Islington Village offers screen free programs; no computers, no tablets, with the exception of staff-use tablets. The staff-use tablets at Islington Village are offered during the program and planning time, in which caregivers research, gather, document and exchange new experiences to incorporate in the classroom. The activities implemented in the classroom are based on the caregivers noted observations of children’s emerging interest and skills.
With regards to children and screens, research has shown that when young children spend too much time in front of a screen and not enough getting required stimuli from the real world, their development becomes stunted. From social and play experiences children take in nonverbal cues, learn how to read the hundreds of unspoken signs—facial expression, tone of voice, and more—that add colour and depth to real-world relationships. And when spending too much time in front of an iPad instead of chatting and playing with teachers and other children, children’s empathetic abilities—the near-instinctive way we read situations and get a feel for other people—is dulled.

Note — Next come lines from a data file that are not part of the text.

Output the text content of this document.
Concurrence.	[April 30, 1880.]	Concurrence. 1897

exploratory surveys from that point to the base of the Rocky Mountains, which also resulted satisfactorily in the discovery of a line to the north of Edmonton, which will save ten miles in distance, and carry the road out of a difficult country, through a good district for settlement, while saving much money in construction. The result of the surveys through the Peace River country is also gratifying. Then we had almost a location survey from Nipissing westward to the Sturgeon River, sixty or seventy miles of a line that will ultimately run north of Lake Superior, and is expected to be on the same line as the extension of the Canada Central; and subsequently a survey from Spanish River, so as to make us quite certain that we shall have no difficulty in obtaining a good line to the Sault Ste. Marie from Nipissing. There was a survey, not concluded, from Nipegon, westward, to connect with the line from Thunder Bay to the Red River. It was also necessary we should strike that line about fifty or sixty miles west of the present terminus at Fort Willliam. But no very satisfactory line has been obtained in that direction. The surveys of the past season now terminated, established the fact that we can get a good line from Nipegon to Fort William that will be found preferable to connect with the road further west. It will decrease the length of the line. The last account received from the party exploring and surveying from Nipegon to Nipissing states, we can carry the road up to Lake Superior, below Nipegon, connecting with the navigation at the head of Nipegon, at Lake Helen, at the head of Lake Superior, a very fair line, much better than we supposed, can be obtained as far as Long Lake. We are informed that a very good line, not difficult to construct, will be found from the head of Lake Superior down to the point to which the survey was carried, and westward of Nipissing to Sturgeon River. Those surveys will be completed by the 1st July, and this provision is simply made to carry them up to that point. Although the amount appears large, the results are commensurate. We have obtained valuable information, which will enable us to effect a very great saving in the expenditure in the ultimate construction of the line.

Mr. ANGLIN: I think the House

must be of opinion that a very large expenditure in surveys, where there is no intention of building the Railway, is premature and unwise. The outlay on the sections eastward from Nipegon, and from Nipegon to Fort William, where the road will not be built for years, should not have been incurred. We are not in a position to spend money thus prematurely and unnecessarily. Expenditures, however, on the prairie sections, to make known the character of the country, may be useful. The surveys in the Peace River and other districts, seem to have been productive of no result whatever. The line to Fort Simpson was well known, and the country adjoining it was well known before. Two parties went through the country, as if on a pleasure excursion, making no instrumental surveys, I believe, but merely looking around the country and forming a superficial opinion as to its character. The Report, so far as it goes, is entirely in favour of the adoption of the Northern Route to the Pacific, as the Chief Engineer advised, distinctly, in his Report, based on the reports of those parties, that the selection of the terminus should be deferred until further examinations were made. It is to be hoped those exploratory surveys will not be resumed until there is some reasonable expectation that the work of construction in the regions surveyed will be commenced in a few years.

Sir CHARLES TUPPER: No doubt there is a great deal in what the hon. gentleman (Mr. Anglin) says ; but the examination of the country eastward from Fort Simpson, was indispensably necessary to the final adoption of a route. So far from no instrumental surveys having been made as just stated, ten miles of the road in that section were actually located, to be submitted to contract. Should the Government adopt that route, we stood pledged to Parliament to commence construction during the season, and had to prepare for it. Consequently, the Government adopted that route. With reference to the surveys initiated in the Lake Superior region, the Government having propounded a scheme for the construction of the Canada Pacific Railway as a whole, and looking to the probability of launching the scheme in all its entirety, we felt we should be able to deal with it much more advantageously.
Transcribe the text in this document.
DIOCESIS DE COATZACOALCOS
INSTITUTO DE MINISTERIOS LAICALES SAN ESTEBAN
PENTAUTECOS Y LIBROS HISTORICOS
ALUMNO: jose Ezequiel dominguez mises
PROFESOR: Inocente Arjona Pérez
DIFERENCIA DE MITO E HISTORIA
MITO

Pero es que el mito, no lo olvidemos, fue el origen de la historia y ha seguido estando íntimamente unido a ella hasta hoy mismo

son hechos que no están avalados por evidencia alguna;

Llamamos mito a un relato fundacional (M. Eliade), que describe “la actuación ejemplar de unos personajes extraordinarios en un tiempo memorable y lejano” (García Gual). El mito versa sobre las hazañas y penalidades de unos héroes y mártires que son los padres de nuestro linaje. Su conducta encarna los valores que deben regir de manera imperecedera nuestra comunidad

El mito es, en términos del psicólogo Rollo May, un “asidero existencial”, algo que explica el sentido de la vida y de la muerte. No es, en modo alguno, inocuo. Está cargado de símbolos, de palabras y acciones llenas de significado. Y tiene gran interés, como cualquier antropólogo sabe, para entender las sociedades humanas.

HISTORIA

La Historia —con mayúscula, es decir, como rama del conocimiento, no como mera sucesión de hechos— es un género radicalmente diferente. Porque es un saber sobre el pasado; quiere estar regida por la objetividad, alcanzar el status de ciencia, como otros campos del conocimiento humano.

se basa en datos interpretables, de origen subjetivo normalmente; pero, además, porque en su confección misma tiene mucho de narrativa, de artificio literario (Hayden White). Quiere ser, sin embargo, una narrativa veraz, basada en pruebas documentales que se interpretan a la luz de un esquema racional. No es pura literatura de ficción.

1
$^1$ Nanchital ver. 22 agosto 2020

Therefore, in support and advocation of play, Islington Village has recently implemented a “loose parts” program; enticing and provoking children to use and explore natural, manipulative and real life materials in their play. Loose parts, natural materials and open ended materials are all known as divergent materials. Divergent materials are valuable for active learning. As children carry manipulatives from one centre of the classroom to another, they engage in creative thinking. They can change the material’s identity to match the activity in a play area. Pattern blocks can become pasta when a child in the dramatic play area uses a wooden spoon to stir in a pot on the stove. Pieces from an alphabet puzzle go to the writing area so children can copy the letters, matching them from a book. Bottle caps become a pirate’s treasure when they are hidden outside in the sand bin.
The key in play, is for children to feel supported and honoured, to explore their own ideas, questions and theories. So, don’t be afraid to join in the play and exploration; when children feel supported, the benefits are vast. Through supported play, a child gains confidence as well as self-esteem, builds relationships, problem-solves, learns conflict resolution, expands language, understands rules and limits, discovers talents, sparks creativity, inspires thinking, defines personality, and sorts out likes and dislikes.